Serviranno infatti dei decreti interministeriali (ministero del Lavoro, delle Politiche giovanili e dell’Economia) e il confronto con la conferenza Stato-Regione e le province autonome.

Questi incontri serviranno a dare un corpo, un obiettivo e una struttura alle scuole dei mestieri.

Al momento, infatti, nel decreto Sostegni bis sono scritti gli obiettivi delle scuole:

  • favorire una maggiore integrazione tra il sistema delle politiche attive del lavoro e il sistema industriale nazionale
  • incentivare la transizione occupazionale e la formazione dei lavoratori attivi nell’ambito dei settori particolarmente specializzanti

Nuove prospettive per la formazione aziendale?
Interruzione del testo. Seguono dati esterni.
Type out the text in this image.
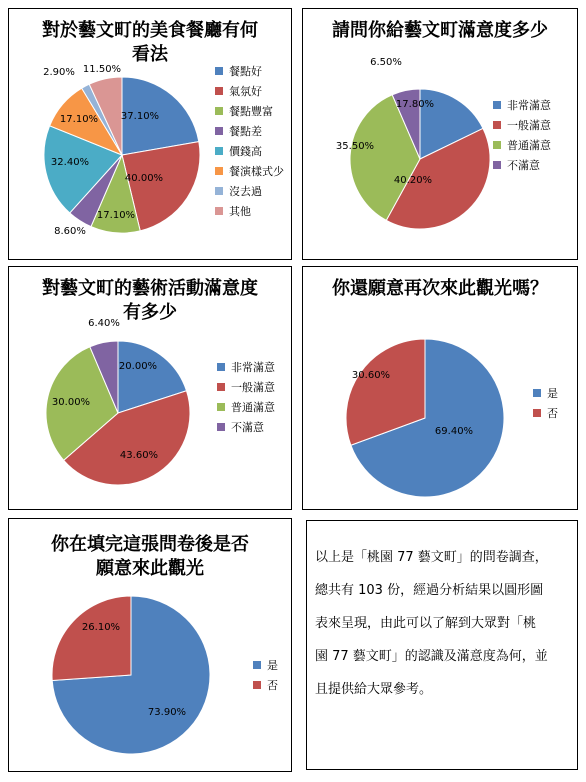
對於藝文町的美食餐廳有何
看法
37.10%
40.00%
17.10%
8.60%
32.40%
17.10%
2.90% 11.50%	餐點好
氣氛好
餐點豐富
餐點差
價錢高
餐演樣式少
沒去過
其他
請問你給藝文町滿意度多少
17.80%
40.20%
35.50%
6.50%
非常滿意
一般滿意
普通滿意
不滿意
對藝文町的藝術活動滿意度
有多少
20.00%
43.60%
30.00%
6.40%
非常滿意
一般滿意
普通滿意
不滿意
你還願意再次來此觀光嗎？
69.40%
30.60%
是
否
你在填完這張問卷後是否
願意來此觀光
73.90%
26.10%
是
否
以上是「桃園 77 藝文町」的問卷調查，
總共有 103 份，經過分析結果以圓形圖
表來呈現，由此可以了解到大眾對「桃
園 77 藝文町」的認識及滿意度為何，並
且提供給大眾參考。
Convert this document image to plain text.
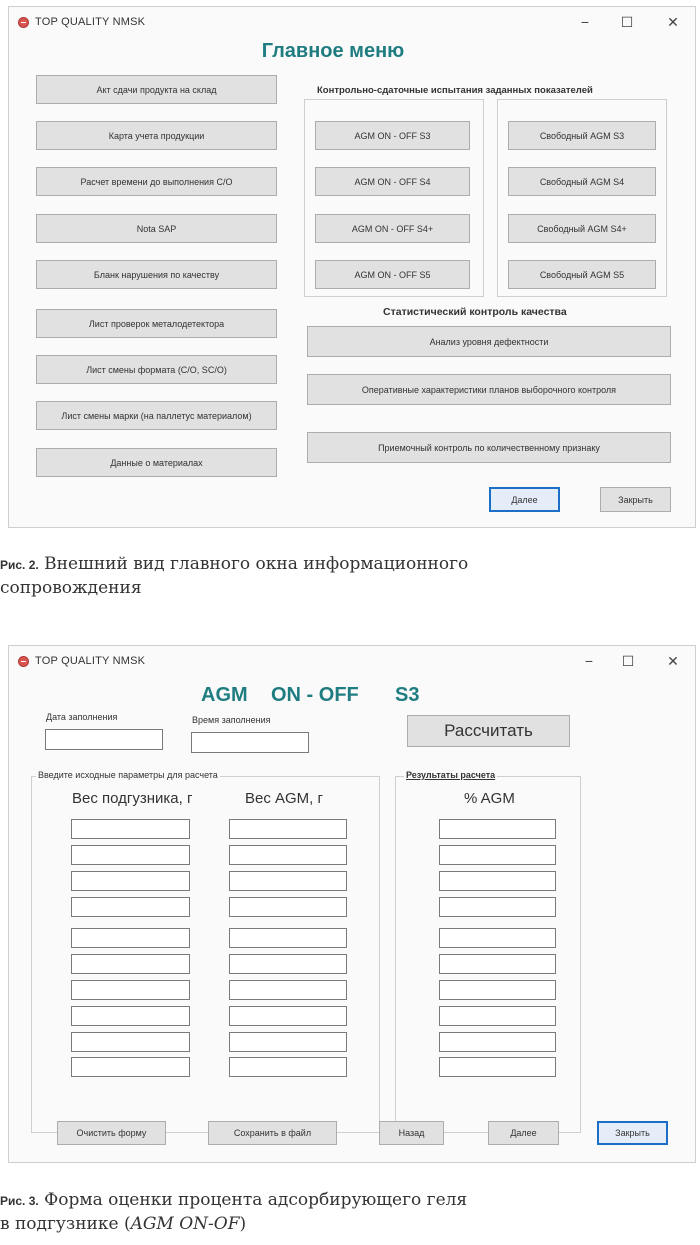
TOP QUALITY NMSK	−	☐ ✕
Главное меню
Акт сдачи продукта на склад
Карта учета продукции
Расчет времени до выполнения С/О
Nota SAP
Бланк нарушения по качеству
Лист проверок металодетектора
Лист смены формата (С/О, SC/O)
Лист смены марки (на паллетус материалом)
Данные о материалах
Контрольно-сдаточные испытания заданных показателей
AGM ON - OFF S3
AGM ON - OFF S4
AGM ON - OFF S4+
AGM ON - OFF S5
Свободный AGM S3
Свободный AGM S4
Свободный AGM S4+
Свободный AGM S5
Статистический контроль качества
Анализ уровня дефектности
Оперативные характеристики планов выборочного контроля
Приемочный контроль по количественному признаку
Далее	Закрыть
Рис. 2. Внешний вид главного окна информационного
сопровождения
TOP QUALITY NMSK	−	☐ ✕
AGM ON - OFF S3
Дата заполнения	Время заполнения
Рассчитать
Введите исходные параметры для расчета
Вес подгузника, г	Вес AGM, г
Результаты расчета
% AGM
Очистить форму	Сохранить в файл	Назад	Далее	Закрыть
Рис. 3. Форма оценки процента адсорбирующего геля
в подгузнике (AGM ON-OF)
E’ questo l’interrogativo che viene fuori leggendo le disposizioni iniziali che descrivono le realizzande scuole. Il fatto di essere legate ai territori di appartenenza e alle relative economie fa pensare ad una specializzazione anche dei corsi di formazione che i lavoratori dovranno affrontare.

In più, si aggiunge a questa ipotesi di formazione specializzata proprio l’ultimo obiettivo qui sopra riportato e cioè che i percorsi formativi inseriti nelle scuole non saranno quelli standard, ma prevedranno percorsi specifici in base alle vocazioni dei singoli territori.